Bref Delapierre remplacerait Centrafrique par Ethiopie ou Angola, que le texte peut rester inchangé, beaucoup de circonvolutions pour ne pas parler du fond du problème centrafricain et de la Françafrique. Merci à ce texte de LGS pour nous éclairer plutôt sur des élements de contexte !

21/12/2013 14:11 par PrNIC

citation Je pense..hein c’est pas sûr encore parce qu’il dit "C’est légitime..." et "le gouvernement n’a pas tort d’intervenir" en rouge...
C’est très alambiqué ce texte

Tu comprendras BQ que le silence du PG qui ne se presse pas d’éclaircir cette intervention de FDelapierre pose sérieusement problème !

PrNIC ( Mouvement de la Paix - sympathisant "survie" )

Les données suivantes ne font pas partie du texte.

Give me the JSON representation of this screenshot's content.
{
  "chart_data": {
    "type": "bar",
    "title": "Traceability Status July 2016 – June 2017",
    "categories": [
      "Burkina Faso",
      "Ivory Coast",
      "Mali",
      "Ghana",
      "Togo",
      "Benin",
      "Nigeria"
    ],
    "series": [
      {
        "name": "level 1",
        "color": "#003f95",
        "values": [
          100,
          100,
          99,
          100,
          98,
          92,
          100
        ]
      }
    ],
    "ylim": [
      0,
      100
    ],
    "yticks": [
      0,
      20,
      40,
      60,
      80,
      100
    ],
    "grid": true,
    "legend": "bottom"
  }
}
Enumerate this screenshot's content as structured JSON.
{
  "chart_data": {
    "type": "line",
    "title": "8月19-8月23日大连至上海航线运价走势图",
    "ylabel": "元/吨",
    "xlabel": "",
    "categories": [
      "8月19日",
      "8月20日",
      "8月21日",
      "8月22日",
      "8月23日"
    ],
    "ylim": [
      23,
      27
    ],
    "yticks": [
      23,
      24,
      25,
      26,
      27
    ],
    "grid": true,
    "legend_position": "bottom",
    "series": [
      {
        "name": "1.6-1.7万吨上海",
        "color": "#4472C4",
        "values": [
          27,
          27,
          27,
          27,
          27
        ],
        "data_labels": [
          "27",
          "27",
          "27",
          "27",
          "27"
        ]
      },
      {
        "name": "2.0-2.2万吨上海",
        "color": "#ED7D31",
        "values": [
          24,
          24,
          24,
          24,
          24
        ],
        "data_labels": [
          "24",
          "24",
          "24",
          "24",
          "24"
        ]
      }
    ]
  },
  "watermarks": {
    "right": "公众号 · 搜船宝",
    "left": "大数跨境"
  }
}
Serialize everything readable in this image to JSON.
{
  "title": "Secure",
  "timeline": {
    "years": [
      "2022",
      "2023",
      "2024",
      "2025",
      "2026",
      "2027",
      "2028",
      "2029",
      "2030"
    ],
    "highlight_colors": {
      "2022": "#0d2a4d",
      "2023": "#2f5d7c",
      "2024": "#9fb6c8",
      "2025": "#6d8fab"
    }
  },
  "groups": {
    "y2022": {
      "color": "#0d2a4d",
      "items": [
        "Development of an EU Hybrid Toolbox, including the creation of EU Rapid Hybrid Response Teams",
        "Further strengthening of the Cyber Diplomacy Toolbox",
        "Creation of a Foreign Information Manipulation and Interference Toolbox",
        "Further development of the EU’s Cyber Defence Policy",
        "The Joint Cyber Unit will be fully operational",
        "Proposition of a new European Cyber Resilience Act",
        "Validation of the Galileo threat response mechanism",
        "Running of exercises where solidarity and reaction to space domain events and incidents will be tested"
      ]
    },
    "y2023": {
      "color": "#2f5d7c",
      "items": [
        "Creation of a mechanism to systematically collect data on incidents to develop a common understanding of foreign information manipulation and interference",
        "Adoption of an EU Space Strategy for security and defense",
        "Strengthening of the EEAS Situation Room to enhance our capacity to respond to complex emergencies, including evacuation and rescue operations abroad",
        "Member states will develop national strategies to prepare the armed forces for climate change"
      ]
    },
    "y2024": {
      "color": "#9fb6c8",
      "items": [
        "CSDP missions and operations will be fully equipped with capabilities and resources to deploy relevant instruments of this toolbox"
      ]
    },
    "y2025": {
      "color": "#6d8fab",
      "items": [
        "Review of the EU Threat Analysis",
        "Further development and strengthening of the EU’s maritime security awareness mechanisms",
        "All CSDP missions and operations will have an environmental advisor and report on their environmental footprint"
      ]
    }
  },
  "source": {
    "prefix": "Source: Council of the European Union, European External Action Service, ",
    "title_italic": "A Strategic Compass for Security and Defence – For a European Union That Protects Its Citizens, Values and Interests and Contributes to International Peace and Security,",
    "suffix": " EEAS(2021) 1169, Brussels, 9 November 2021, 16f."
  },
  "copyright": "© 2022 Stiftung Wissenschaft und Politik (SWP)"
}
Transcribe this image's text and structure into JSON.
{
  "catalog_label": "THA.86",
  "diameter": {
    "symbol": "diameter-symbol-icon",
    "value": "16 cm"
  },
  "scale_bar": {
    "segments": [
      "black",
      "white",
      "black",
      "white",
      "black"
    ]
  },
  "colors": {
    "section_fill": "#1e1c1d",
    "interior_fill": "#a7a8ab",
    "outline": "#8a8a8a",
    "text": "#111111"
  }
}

22/12/2013 09:51 par Kaama

Ce texte est la version policée du comportement des dirigeants français en Afrique "francophone". EN langage cru, cela donne cet extrait de Guillaume Menchi (02 octobre 2002) : "En Afrique, l’État français est un grand criminel. Depuis l’octroi des indépendances, il n’a pas cessé de soutenir des dictatures et, bien souvent, d’entretenir des guerres civiles ou de fomenter des coups d’État. Pour la classe dirigeante française, l’obtention de débouchés, le pillage des matières premières (pétrole, gaz, uranium, métaux rares, bois, etc.) et l’influence dans les institutions internationales (notamment à l’AG de ’ONU) sont des enjeux considérables face auxquels les considérations humanistes n’ont aucune valeur. Si les anciennes colonies françaises sont partiellement mais surtout formellement indépendantes, l’Etat français a mis en place un ensemble complexe de liens franco-africains qui fonde le système néo-colonial : bases militaires assurant la sécurité des intérêts français (Dakar, Djibouti, Libreville, Port-Bouët, Bangui), « aide » bilatérale, franc CFA, accords de coopération (militaires, économiques, techniques et culturels), production et sélection de classes dirigeantes francophiles. La situation économique de ces pays, souvent désastreuse pour les populations, reflète la nocivité de ce système et la profonde hypocrisie des proclamations françaises sur la solidarité Nord-Sud. En France, cette domination néo-coloniale est largement occultée. Les médias français préfèrent évoquer l’impérialisme américain."

31/12/2013 16:51 par EColi

1/ L’affaire des diamants de Bokassa, soulevée par le Canard Enchaîné, avait pesé pour beaucoup dans la non réélection en 74 de Giscard d’Estaing à la présidence de la République.

Sans doute vouliez-vous dire non réélection en 1981 ? Car en 1974 Giscard a été élu pour la première (et dernière ?) fois.